The Fascist Ego: A Political Biography Of Robert Brasillach
A Review
The Fascist Ego: A Political Biography Of Robert Brasillach, William R. Tucker, University of California Press, 341 pp. hardback $22.95. ISBN: 0-520-027108
Robert Brasillach, one of the most promising literary critics, novelists, poets and journalists of the thirties, was condemned in a French courtroom of collaboration with the Germans and was executed in 1945, despite pleas for clemency to DeGaulle by such notables as Albert Camus, Francois Mauriac, Jean Cocteau, Colette, Gabriel Marcel, Jacques Rueff, Paul Valery, Georges Duhamel, Arthur Honegger, Jean-Louis Barrault, Paul Claudel, and others.
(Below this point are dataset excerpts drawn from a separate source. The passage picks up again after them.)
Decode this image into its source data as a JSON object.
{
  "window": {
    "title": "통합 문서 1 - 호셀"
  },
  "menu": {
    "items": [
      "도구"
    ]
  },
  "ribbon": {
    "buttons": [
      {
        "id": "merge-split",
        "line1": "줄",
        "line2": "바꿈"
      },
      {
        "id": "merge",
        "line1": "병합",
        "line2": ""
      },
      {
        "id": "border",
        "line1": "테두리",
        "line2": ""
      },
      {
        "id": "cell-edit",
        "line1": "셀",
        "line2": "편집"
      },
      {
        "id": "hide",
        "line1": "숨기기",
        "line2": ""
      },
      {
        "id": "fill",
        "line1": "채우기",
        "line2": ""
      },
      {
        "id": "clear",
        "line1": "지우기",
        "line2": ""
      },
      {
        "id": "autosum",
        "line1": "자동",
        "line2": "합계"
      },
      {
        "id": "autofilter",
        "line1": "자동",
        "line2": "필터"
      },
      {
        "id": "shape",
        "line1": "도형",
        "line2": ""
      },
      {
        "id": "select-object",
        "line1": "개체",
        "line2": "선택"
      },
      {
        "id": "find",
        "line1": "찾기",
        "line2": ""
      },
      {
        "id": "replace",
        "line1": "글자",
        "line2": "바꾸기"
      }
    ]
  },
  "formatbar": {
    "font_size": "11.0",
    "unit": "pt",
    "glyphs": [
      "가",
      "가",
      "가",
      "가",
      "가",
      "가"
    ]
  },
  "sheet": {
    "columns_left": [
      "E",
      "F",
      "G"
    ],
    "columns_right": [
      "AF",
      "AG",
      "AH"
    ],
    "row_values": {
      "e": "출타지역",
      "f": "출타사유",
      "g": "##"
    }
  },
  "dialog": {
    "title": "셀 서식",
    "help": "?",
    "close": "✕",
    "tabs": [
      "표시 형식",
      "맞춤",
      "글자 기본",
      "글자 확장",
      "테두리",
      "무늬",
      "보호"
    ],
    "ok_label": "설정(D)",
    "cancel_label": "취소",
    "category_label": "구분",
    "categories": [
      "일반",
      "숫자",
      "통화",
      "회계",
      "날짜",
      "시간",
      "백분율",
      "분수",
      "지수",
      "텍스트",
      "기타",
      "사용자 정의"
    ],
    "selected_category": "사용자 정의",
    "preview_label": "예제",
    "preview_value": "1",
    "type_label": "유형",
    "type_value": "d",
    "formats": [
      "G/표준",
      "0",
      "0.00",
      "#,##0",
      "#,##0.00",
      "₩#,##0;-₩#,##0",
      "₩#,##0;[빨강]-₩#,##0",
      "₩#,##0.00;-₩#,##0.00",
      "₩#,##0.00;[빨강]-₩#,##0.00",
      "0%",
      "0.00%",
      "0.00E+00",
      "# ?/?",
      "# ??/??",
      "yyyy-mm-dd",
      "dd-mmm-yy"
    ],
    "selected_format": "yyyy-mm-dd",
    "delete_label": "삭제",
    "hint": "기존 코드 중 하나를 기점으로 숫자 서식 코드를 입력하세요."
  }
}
The author, a member of the Department of Government, Lamar University in Beaumont, Texas, sees in Brasillach's involvement with fascism “a form of anarchic individualism or right-wing anarchism … and far from being a form of social or moral conservatism, Brasillach's fascism was inspired by an anti-modernism that placed the creative individual's sensibilities and his ego at the center of things. Brasillach's fear that the individualist prerogatives of the creative elite would be submerged in the industrialized and rationalized society that loomed on the horizon was important as a basis for his thoughts and actions.” Professor Tucker's attempt to link anarchism and fascism is not very successful, but his book is an indispensable source for an understanding of Fascist ideology. Ultimately, like most academics, Professor Tucker is trapped by the “lock-step” reflexes of the last forty years, but the issues he raises in the book are well-worth discussing.
Bibliographic information about this document: The Journal of Historical Review, vol. 1, no. 4 (winter 1980), pp. 377f.